Figure 5. N-cadherin is upregulated in sh1 and sh2 βTC6 cells leading to the formation of three-dimensional cell clusters.

(A) One representative immunoblot image showing the expression of E-cadherin in shMock, sh1 and sh2 βTC6 cells. Amidoblack was used as a loading control. The molecular weight marker is given on the left. The pan-cadherin antibody recognized two bands on the same blot (upper and lower arrow to the right), of which the lower band is E-cadherin and the upper band N-cadherin. (B) Quantification of E and N-cadherin expression in shMock, sh1 and sh2 βTC6 cells.
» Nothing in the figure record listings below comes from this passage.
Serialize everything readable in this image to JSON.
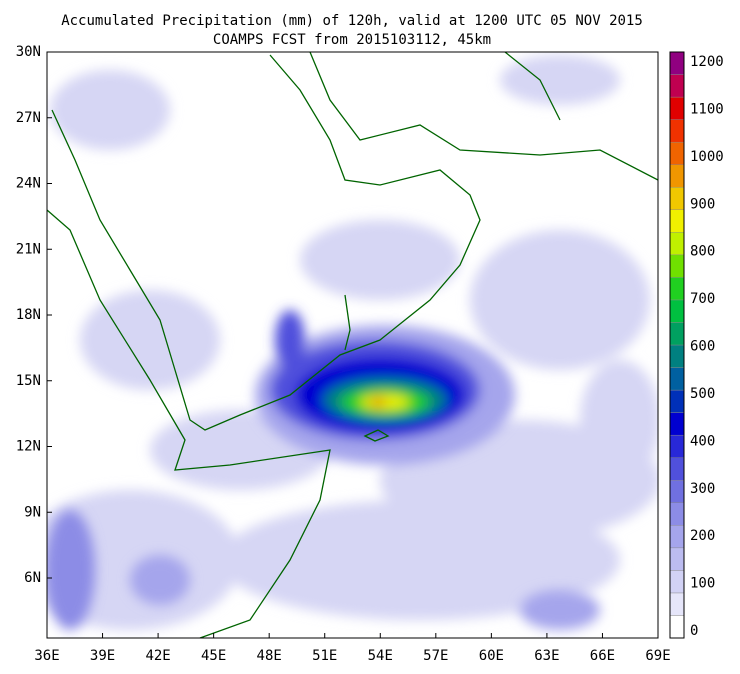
{
  "title": [
    "Accumulated Precipitation (mm) of 120h, valid at 1200 UTC 05 NOV 2015",
    "COAMPS FCST from 2015103112, 45km"
  ],
  "y_axis": [
    "30N",
    "27N",
    "24N",
    "21N",
    "18N",
    "15N",
    "12N",
    "9N",
    "6N"
  ],
  "x_axis": [
    "36E",
    "39E",
    "42E",
    "45E",
    "48E",
    "51E",
    "54E",
    "57E",
    "60E",
    "63E",
    "66E",
    "69E"
  ],
  "colorbar": {
    "labels": [
      0,
      100,
      200,
      300,
      400,
      500,
      600,
      700,
      800,
      900,
      1000,
      1100,
      1200
    ]
  }
}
Results are means ± S.E.M for 5 independent experiments. *denotes P < 0.05 and ^#denotes P < 0.01 using Student’s t-test. (C) Staining of N-cadherin in shMock, sh1 and sh2 βTC6 cells. Equal numbers of cells were seeded onto cover slips without laminin coating and incubated for 3 days. Scale bar: 10 μm. (D) N-cadherin function was blocked by anti-N-cadherin (mouse IgG1 isotype) antibody. After 2 days incubation, cells were photographed with a 20X objective. Arrowheads point to the three-dimensional cell clusters in the IgG negative control group. Results are representative for 3 independent experiments. PiLenti-siRNA-GFP vectors containing 4 different siRNA sequences all targeting to N-cadherin were transfected to ZBED6-silenced βTC-6 and control cells. GFP positive cells were sorted by FACS. (E) The expression of N-cadherin was determined by immunoblot. (Immunoblots were performed directly after trypsinization and sorting therefore the N-cadherin bands were cleaved by trypsin) (F) The morphological changes of the sorted GFP positive cells were photographed after 2 days culture without laminin coating (10x objective). Arrowheads point to the three-dimensional cell clusters in the scrambled siRNA group. Results are representative for 3 independent experiments.